I'm a tikona user, they have changed my plan without my intimation. I'm not able to login from more than one device now.
my last plan enabled me to login from two devices.
Now, my query is... I want to purchase a wifi router (i sort-out D-link's three models DIR 600M N150, DIR 600L N150, DIR-615 300N).......... but i'm soo confuse.... here i write my needs plz help me to choose good one... D-link is not necessary..
Needs
1. able to work with tikona (or other cable network - don't need modem)
2. having usb port so i'm able to connect my dongle when i need
3. i have 3 bhk house... 
4. facility of mac cloning because tikona give access through mac registration.
5. *D-link DIR 600L N150 gives facility which I need strongly* (Device Management: Web UI, View Current  Upload/Download Bandwidth, View  Currently Connected Clients, View Web Browsing History Per Client,  Block/Unblock Client, Wireless Intrusion Alerts, Real-time Browsing  Records) *having these type of facility. I don't know all router give this facilities or not.*
6. *budget up to Rs. 2000/-
*7. all of my devices such as android phones, window based laptops should work
8. if possible 300Mbps speed..... other wise 150 Mbps is ok
9. Is all router support VPN or specific one? i want to do VPN too...

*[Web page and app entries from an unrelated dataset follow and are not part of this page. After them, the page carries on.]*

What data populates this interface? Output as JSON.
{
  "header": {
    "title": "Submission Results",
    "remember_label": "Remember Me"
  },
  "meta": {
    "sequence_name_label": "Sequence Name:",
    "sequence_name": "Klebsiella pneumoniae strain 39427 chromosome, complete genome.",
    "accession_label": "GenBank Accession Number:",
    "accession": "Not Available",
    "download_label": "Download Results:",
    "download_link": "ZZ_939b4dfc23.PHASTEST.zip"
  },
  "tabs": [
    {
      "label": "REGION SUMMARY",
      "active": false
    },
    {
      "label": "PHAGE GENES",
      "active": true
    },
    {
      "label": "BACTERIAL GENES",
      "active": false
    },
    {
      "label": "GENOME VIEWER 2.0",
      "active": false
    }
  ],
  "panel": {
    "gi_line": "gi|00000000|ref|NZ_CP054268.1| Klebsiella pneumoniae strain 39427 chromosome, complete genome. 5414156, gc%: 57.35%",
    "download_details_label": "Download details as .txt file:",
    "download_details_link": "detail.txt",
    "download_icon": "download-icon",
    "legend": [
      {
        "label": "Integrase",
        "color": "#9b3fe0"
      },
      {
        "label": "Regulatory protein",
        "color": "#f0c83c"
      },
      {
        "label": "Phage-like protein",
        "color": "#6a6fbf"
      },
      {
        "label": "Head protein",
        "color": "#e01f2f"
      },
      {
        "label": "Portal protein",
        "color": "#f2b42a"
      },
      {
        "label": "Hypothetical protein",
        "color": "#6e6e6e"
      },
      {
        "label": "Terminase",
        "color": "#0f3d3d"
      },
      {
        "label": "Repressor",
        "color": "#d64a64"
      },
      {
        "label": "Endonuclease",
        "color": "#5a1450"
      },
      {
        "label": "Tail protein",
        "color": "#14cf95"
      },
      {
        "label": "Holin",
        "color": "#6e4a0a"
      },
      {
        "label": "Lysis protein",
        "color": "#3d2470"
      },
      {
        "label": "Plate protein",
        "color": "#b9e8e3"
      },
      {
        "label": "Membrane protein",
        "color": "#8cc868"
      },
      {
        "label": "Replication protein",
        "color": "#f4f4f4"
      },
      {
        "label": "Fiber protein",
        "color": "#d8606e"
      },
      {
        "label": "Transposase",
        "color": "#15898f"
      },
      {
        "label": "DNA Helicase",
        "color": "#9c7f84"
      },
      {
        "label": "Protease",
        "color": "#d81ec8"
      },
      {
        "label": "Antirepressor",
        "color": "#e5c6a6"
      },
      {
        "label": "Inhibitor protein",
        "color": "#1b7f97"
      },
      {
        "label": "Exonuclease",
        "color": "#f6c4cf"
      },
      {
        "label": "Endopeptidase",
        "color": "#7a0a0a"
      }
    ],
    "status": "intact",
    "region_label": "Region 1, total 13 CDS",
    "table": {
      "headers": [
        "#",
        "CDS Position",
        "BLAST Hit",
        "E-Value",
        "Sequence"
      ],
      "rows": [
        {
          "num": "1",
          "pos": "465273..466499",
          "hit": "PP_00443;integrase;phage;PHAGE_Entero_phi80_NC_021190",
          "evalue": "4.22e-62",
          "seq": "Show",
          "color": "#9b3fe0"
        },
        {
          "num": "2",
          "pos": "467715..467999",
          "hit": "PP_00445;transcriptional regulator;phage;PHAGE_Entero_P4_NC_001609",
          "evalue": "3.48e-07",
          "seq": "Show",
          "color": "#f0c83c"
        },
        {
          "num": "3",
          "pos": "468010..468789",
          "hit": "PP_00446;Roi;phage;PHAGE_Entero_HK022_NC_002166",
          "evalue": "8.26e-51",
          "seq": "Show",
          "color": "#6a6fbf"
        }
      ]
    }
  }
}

please please please help....... i'm very thankful to you......... 
Thanks again......

- - - Updated - - -

Plzzzzzzzz Answer Friends.......... i want to purchase it tomorrow........


----------



## Hrishi (Nov 17, 2015)

They have binded your access to one MAC id only.
To fix this you just need to use a router which can clone your computer's mac ID and then translate it to other devices with the help of NAT.
A basic router can do this as well.


----------



## Masooque (Nov 17, 2015)

Hrishi said:


> They have binded your access to one MAC id only.
> To fix this you just need to use a router which can clone your computer's mac ID and then translate it to other devices with the help of NAT.
> A basic router can do this as well.


Thanks a lot Hrishi Sir, Is there any tutorial available so i'm able to do this...... I have ZTE zxdsl 531B wifi router........ Am i able to this thing with this router? if anybody know any tutorial plzzzz help..... it is urgent.....
and thanks in advance and thanks a lot Hrishi again.....


----------